- From: Nir Dagan <nir@nirdagan.com>
- Date: Tue, 17 Nov 1998 07:35:38 GMT
- To: w3c-wai-er-ig@w3.org
In regard to Len's comment, it is true that they [1] have one
reasonable remark, but all their other remarks indicate that
they are HTML ignorant.
Len wrote:
"Yes, it's true that the validator shouldn't be criticized
for being "overly strict", but there's another point they
also make, that the error messages are cryptic:
When tag attributes aren't surrounded by quotes, W3C reports
"An attribute value must be a literal unless it contains only name
characters." Ampersands in URLs (technically a no-no, though
quite common) are met with cryptic "General entity not defined"
reports."
Len"
There are two thing here.
1. Messages are unclear. Check the WDG validator [1], it gives
better message for both missing quotes and undefined entities.
It uses nsgmls like W3C and WebTechs. So these two features
(strictness and lack of clarity) are logically indepent.
A possible next step for WAI / W3C is to compose friendly messages
and allow the user to choose between nsmgls messages and friendly
one's.
2. They claim that it is technically invalid (a no-no) to write ampersands
in URLs but there is no choice (quite common), and they congratulate
WebTechs for allowing this (in a sentence that Len didn't quote).
This is wrong. ampersands in URLs are allowed but
they must be escaped. Escaped ampersands in attribute values
including URLs are widely supported by browsers. The behavior
of webtechs that allows authors to get away with errors is criticized
by many including Liam Quinn and Alan Flavell.

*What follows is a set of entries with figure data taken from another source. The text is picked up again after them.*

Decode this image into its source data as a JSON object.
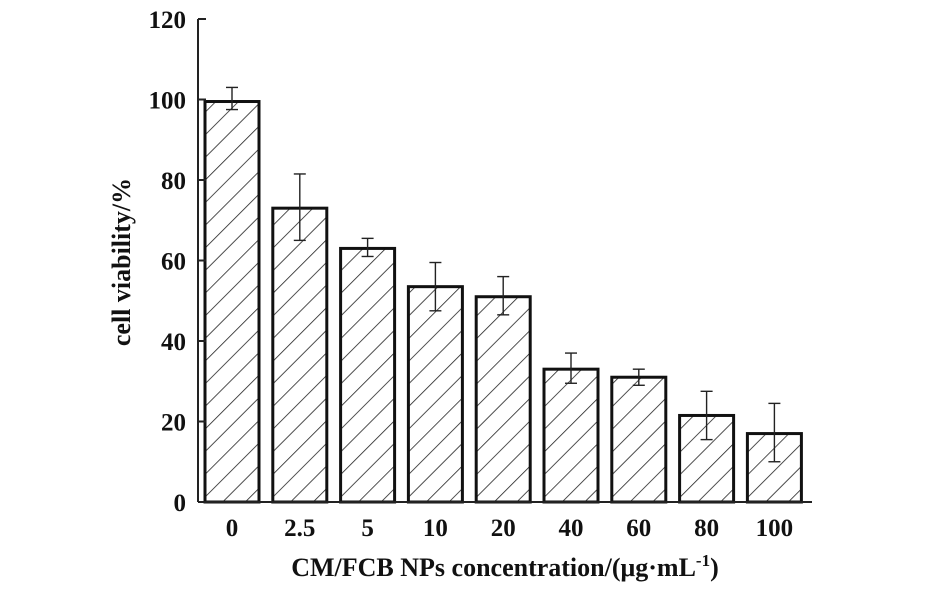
{
  "chart_data": {
    "type": "bar",
    "categories": [
      "0",
      "2.5",
      "5",
      "10",
      "20",
      "40",
      "60",
      "80",
      "100"
    ],
    "values": [
      99.5,
      73,
      63,
      53.5,
      51,
      33,
      31,
      21.5,
      17
    ],
    "error_low": [
      97.5,
      65,
      61,
      47.5,
      46.5,
      29.5,
      29,
      15.5,
      10
    ],
    "error_high": [
      103,
      81.5,
      65.5,
      59.5,
      56,
      37,
      33,
      27.5,
      24.5
    ],
    "ylim": [
      0,
      120
    ],
    "yticks": [
      0,
      20,
      40,
      60,
      80,
      100,
      120
    ],
    "ylabel": "cell viability/%",
    "xlabel": "CM/FCB NPs concentration/(μg·mL",
    "xlabel_sup": "-1",
    "xlabel_end": ")",
    "bar_fill": "hatched",
    "bar_color": "#111111",
    "grid": false
  }
}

(I appologize for not giving reference)
They also complain that the validator errs when it flags
an error "element P not allowed here" where here is as a
child of TABLE. This error in the HTML actually exists on
the very page of the survey [2] They should actually criticize
the other "validators" for not finding this serious syntax error.
[1] http://www.htmlhelp.com/tools/validator/
[2] http://webbuilder.netscape.com/Authoring/HtmlValid/ss06.html
Nir Dagan, Ph.D.
http://www.nirdagan.com
mailto:nir@nirdagan.com
"There is nothing quite so practical as a good theory."